D. L : La fabrique de la vulnérabilité sociale va effectivement bon train. C’est très net dans le monde du travail. L’intensification des exigences de production, d’adaptabilité, de mobilité, la diversification des conditions d’emploi, la précarisation mobilisent plus fortement les ressources physiques et psychiques de chacun. Ces transformations ont des répercussions marquées par une forte variabilité entre les individus. D’où le recours de plus en plus fréquent à l’explication causale des difficultés par les vulnérabilités individuelles. Les salariés sont mis dans des situations éprouvantes, comme si l’être humain pouvait faire face en toutes circonstances en s’appuyant seulement sur ses capacités propres. Très vite, ceux qui ne disposent pas des résistances attendues sont perçus et catalogués comme étant « fragiles ». C’est devenu un critère distinctif : il y a les aptes ou les résilients et les inaptes, priés de se soigner, de se recycler, par l’exécution du programme d’empowerment qu’on leur prescrit.
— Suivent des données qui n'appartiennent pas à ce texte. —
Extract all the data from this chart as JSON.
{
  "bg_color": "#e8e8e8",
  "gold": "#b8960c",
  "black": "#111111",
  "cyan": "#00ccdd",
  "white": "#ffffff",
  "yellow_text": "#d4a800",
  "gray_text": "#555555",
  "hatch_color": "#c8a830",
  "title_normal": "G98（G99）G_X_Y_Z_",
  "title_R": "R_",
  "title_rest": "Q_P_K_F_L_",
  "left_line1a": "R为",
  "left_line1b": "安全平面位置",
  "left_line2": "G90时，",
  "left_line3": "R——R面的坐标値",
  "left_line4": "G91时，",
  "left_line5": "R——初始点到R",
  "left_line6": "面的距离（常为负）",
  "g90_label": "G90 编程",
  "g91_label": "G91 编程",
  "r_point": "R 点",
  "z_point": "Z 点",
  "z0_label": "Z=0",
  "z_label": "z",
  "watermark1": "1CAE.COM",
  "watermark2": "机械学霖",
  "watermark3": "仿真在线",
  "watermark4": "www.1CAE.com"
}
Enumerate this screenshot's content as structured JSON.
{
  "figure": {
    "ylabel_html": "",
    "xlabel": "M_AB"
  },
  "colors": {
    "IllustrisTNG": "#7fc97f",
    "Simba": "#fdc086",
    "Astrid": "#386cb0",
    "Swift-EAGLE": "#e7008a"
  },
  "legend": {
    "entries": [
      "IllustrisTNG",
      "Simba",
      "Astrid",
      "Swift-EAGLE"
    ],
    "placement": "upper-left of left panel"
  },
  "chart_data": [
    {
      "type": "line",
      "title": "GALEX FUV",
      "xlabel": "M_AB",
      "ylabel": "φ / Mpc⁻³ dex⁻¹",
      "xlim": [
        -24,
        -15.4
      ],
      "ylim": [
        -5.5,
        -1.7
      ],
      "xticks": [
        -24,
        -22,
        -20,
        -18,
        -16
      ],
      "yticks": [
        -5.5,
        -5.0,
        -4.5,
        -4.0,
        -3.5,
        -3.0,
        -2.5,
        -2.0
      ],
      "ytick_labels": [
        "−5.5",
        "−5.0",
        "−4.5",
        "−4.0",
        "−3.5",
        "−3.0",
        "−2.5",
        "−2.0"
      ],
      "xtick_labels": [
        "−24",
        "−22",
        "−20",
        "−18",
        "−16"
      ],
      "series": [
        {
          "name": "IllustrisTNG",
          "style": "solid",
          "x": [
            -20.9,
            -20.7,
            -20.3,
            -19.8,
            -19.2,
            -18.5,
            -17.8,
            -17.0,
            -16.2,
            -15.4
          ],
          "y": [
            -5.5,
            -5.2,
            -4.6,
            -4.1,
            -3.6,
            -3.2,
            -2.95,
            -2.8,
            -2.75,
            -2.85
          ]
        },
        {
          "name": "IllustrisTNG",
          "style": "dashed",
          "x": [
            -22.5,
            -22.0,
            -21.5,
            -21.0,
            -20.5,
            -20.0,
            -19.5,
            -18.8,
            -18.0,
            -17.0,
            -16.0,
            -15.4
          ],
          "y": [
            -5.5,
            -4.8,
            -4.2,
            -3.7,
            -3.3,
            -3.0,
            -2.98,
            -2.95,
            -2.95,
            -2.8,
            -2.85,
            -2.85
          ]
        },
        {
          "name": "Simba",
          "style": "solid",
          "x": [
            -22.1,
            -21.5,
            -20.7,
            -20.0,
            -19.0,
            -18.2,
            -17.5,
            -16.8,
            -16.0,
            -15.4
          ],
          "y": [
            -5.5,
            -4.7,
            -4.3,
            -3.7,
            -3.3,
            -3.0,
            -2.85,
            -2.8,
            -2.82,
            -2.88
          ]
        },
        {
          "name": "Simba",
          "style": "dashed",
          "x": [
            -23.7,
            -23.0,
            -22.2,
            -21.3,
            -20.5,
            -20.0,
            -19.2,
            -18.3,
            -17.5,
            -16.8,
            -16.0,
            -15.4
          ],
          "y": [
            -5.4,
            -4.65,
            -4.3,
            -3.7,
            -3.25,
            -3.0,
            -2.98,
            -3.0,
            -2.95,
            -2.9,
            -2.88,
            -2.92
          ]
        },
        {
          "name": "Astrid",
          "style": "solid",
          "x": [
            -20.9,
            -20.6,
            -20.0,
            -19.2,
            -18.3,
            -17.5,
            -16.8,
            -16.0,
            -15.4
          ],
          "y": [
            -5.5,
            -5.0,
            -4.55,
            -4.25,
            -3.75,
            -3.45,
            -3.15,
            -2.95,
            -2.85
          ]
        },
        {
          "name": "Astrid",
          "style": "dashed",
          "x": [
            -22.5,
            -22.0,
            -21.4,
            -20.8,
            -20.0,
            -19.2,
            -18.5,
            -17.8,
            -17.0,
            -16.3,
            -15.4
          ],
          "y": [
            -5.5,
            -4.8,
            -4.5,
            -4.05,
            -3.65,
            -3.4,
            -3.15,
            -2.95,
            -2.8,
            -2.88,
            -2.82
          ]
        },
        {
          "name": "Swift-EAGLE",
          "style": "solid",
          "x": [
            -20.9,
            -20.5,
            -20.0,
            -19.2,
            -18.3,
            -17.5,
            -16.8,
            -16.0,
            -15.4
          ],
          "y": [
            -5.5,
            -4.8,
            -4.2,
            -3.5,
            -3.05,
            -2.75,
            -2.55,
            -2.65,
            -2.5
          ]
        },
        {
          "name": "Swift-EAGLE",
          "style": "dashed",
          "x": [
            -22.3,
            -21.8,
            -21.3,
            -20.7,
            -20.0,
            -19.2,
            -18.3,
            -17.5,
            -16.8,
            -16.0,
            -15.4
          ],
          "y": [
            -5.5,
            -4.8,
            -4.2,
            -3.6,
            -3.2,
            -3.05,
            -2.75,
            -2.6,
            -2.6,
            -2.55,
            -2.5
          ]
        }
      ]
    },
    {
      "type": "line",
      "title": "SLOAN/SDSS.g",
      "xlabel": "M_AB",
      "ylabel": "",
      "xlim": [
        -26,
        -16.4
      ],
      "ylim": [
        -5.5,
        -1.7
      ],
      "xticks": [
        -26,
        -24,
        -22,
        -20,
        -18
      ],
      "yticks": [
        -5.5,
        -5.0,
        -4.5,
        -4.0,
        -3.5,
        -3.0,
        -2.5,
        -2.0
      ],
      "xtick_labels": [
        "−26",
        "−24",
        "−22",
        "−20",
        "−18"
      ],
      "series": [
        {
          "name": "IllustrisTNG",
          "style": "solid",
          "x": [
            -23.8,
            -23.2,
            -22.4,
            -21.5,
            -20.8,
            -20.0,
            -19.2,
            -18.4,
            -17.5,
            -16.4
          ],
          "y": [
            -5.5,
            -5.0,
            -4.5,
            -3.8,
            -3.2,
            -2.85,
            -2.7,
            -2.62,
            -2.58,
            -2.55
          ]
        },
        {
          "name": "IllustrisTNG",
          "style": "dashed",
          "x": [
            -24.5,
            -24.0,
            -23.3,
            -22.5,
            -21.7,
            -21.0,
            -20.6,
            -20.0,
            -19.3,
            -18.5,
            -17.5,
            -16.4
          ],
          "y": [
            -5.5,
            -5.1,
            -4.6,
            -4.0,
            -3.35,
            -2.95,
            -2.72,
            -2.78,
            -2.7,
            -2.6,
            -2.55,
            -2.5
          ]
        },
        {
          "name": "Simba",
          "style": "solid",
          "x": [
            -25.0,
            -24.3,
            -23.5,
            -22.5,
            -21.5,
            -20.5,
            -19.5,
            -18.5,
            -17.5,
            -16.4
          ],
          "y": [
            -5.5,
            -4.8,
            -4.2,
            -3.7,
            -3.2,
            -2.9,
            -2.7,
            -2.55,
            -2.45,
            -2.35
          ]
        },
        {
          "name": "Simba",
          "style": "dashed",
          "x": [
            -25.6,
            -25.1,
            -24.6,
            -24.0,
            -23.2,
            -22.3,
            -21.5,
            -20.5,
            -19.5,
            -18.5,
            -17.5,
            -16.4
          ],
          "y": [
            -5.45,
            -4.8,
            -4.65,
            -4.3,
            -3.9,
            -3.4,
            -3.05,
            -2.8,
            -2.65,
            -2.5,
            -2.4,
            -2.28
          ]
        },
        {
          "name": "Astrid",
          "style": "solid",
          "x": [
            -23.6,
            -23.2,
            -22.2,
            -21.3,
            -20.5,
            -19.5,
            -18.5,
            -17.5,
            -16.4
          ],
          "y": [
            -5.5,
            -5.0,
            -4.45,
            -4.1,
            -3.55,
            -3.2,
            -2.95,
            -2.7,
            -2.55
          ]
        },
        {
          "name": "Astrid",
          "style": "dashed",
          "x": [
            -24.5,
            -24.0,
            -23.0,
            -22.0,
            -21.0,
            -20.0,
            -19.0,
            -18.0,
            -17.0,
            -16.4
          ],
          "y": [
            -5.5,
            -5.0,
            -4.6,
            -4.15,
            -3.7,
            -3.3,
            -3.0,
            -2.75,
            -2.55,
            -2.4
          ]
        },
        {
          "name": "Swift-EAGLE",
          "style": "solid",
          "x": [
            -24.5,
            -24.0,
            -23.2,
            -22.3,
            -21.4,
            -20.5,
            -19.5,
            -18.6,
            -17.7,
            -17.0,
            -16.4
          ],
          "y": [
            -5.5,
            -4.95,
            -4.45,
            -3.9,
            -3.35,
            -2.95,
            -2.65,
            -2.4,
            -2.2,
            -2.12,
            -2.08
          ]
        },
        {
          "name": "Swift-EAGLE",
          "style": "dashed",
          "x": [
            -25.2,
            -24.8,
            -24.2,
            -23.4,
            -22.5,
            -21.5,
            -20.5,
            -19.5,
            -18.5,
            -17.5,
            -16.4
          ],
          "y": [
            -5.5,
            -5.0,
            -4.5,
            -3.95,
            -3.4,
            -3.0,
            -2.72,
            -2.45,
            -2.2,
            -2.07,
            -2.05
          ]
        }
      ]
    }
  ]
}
Les chômeurs se voient sommés de « traverser la rue » pour trouver un travail, les seniors sont conviés vers la sortie, les salariés en souffrance ou victimes d’usure physique glissent sur les pentes de l’inaptitude ou de l’invalidité, avec à terme l’expulsion de l’entreprise. Cette individualisation des questions de santé est manifeste partout.
ASH : Vous évoquez même le risque majeur de chasse aux « fragiles »…
D. L : Il se profile aujourd’hui dans la lignée de la classique catégorie des « bras cassés ». Les récentes données de Pôle emploi montrent toutes qu’il y a de plus en plus de chômeurs ayant des problèmes de santé, majoritairement des troubles musculo-squelettiques, mais aussi des dépressions, des burn-out … Ces victimes d’une perte d’employabilité sont renvoyées aux dispositifs de recyclage des rebuts du monde du travail. Mais les dispositifs mis en place pour mesurer, évaluer et corriger les risques psychosociaux, par exemple, sont exposés à l’ambiguïté de leurs objectifs : il est souvent plus simple pour les entreprises de se séparer des salariés problématiques que d’apporter des réponses aux questions qu’ils soulèvent. De même qu’il est plus facile d’évincer une personne qui consomme des substances que d’essayer de chercher à comprendre le lien entre addictions et travail. Or la mise en inaptitude est une invalidation sociale. Avec les progrès de la médecine et le vieillissement de la population, environ 10 millions de salariés souffrent d’une pathologie chronique en France. Nombreux sont ceux qui la dissimulent au travail de peur d’être stigmatisés, isolés, exclus alors qu’ils pourraient contribuer, au contraire, à humaniser le travail.
ASH : En quoi leur expérience pourrait-elle être utile ?
D. L : La maladie est une épreuve qui déconstruit beaucoup d’assurances, de certitudes, d’illusions et s’accompagne d’une prise de conscience de sa vulnérabilité. Celle-ci permet d’éprouver le poids du réel, la fragilité des choses, celle des autres comme la sienne. A cette déstabilisation succède une reconstruction sur de nouvelles bases, plus arrimées à une intensification du rapport à soi et aux autres. Les recherches sur la vie des malades indiquent que leur quotidien est loin d’être passif ou assisté. Ils donnent souvent un autre sens au travail, développent une autre manière de travailler qui pourrait être partagée par les autres. L’activité individuelle convoquant toujours autrui, la santé s’inscrit dans une production collective. Les salariés malades sont des sentinelles qui révèlent des problématiques communes d’organisation du travail. Il faut les écouter, d’autant que l’on entend beaucoup dire qu’ils voudraient travailler et vivre autrement. Le chantier est énorme, mais la crise sanitaire a ramené la notion de vulnérabilité au premier plan. Les personnes bien portantes ont à apprendre de celles qui vivent avec des problèmes de santé ou un handicap. Celles-ci nous apprennent à connaître nos limites, à écouter notre corps. Ce sont des régulateurs de notre humanité qui nous préservent d’une réduction à la fonction de « ressources humaines ».